High Court Rules Against Representative Action in Wirral Council v Indivior PLC Case, Emphasizing Procedural Fairness and Case Management

Citation: [2023] EWHC 3114 (Comm)
Judgment on


In the case of Wirral Council as administering authority of Merseyside Pension Fund v Indivior PLC, the High Court was presented with a dispute over the appropriate procedure for pursuing claims under ss.90 and 90A and Schedule 10A of the Financial Services and Markets Act 2000 (FSMA). The central issue was whether the claimants could utilize the representative action mechanism under CPR 19.8 to bring forth claims focused on common issues, effectively bifurcating the proceedings and postponing the requirement to address individual claimant-side issues. The judgment delivered by Mr. Justice Michael Green provided critical insights into the discretionary nature of representative actions and the imperative of adhering to the overriding objective of dealing with cases justly and at proportionate cost.

Key Facts

Wirral Council initiated “Representative Proceedings” against Indivior PLC (and Reckitt Benckiser Group PLC in connected proceedings) seeking to represent investors who had suffered loss due to alleged misleading statements. These proceedings aimed to resolve common issues pertaining to the defendants while deferring individual investors’ specific concerns such as standing, reliance, causation, and quantum to a later stage, essentially bifurcating the trial process.

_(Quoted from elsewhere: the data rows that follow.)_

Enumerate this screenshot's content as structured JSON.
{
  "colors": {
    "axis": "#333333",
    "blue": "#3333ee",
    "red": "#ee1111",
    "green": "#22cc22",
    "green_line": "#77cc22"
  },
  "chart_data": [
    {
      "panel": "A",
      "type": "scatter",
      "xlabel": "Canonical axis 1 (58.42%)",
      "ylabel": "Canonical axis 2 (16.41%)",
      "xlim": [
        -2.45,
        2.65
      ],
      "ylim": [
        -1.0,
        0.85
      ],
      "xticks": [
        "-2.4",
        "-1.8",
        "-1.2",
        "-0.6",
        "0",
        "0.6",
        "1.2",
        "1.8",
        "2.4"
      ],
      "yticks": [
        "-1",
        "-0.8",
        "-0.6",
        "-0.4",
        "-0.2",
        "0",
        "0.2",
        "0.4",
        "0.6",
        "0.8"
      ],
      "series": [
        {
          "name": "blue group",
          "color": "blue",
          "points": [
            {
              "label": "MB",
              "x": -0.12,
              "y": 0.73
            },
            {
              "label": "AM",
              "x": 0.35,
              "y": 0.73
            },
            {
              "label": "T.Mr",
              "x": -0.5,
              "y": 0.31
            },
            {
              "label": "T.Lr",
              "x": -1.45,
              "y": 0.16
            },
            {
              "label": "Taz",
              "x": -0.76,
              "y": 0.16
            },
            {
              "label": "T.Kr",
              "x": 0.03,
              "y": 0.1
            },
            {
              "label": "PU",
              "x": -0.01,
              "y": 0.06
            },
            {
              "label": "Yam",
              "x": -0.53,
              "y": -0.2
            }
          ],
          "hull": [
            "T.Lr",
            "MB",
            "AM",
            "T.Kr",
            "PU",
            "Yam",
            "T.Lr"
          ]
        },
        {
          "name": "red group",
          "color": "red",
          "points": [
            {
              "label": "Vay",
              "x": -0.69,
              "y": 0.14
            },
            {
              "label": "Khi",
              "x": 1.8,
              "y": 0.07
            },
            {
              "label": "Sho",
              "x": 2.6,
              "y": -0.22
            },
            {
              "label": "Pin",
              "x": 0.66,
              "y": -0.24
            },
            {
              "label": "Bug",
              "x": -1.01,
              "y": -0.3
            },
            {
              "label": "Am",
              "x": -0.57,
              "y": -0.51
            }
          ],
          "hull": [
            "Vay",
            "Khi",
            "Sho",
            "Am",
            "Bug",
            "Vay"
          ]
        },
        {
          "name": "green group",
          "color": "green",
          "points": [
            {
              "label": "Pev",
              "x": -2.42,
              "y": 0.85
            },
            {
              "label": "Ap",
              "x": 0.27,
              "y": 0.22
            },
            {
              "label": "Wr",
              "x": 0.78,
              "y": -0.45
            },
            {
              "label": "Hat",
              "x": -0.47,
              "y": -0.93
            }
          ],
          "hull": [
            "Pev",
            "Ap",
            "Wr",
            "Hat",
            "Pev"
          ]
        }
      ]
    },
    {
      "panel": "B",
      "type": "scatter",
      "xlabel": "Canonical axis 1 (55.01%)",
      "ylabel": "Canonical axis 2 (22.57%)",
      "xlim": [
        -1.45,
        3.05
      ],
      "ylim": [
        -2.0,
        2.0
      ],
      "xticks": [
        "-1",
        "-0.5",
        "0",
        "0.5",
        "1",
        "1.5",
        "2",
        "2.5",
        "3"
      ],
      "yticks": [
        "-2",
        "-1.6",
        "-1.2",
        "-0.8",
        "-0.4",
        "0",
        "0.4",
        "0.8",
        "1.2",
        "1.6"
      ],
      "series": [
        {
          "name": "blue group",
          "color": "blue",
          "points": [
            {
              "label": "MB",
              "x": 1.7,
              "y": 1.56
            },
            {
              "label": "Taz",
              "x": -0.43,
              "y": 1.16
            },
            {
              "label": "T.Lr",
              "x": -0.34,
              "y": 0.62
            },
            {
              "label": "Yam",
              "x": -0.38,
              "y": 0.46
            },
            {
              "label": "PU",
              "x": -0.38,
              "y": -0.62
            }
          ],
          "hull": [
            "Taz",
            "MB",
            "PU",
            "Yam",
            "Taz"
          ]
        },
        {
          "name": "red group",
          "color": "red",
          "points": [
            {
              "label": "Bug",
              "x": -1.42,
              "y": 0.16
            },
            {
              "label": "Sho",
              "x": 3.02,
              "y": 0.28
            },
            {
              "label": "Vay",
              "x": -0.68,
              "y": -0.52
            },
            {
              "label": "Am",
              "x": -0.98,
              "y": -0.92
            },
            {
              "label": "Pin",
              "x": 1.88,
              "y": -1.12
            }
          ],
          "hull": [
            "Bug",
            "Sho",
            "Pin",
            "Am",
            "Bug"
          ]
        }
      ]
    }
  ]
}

Wirral’s approach spawned debate over the appropriateness of representative actions in securities litigation under FSMA, including considerations of access to justice, litigation burden, and the preservation of the Court’s ability to case-manage effectively.

The judgment elaborated on several critical legal principles:

Representative Proceedings under CPR 19.8

The Court analyzed the right to begin representative proceedings, acknowledging the entitlement “as of right” per CPR 19.8(1)(a), provided the “same interest” threshold is satisfied. However, that did not interfere with the Court’s discretionary power under CPR 19.8(2) and (3) to determine the continuation based on the overriding objective.

Bifurcation and Case Management

The permissibility of bifurcation as a procedural tool in representative actions was considered, with reference to Lloyd v Google LLC, where the Supreme Court contemplated bifurcation in representative actions. However, the Court in the present case distinguished that bifurcation was not an objective in itself but a means to resolve issues where individual actions would be impracticable. It underscored that allowing bifurcation through representative actions should not impede the Court’s case management capabilities.

Access to Justice

The judgment considered the importance of access to justice, particularly for retail investors who may struggle with the financial barriers of litigation. However, the Court was mindful that such considerations must not unfairly prejudice the defendants or undermine the overriding objective.

Overriding Objective

Throughout the analysis, the Court remained steadfast that any exercise of its discretion must further the overriding objective, which encompassed ensuring fairness, proportionality, expediency, and proper resource allocation.


Mr. Justice Michael Green ordered that Wirral could not act as a representative under CPR 19.8(2), leading to the striking out of the Claim Forms and Particulars of Claim in the Representative Proceedings. The judgment favored the more conventional Multi-party Proceedings, which permitted comprehensive case management and did not a priori restrict the Court’s ability to oversee the procedural aspects, including issues of reliance and causation.


The High Court’s decision in Wirral Council v Indivior PLC reinforces the principle that the flexibility allowed by representative actions under CPR 19.8 must harmonize with the overriding objective encompassing fairness, proportionate cost, and overall just case management. The ruling asserts the judiciary’s prerogative in determining the procedural path of legal actions and challenges the notion of employing representative proceedings predominantly to bypass the Court’s case management and to mitigate claimants’ costs and risks. This case sets a precedent that while representative actions offer a promising avenue for redressing collective interests, their deployment must not compromise the integrity and the Court’s ability to administer justice effectively.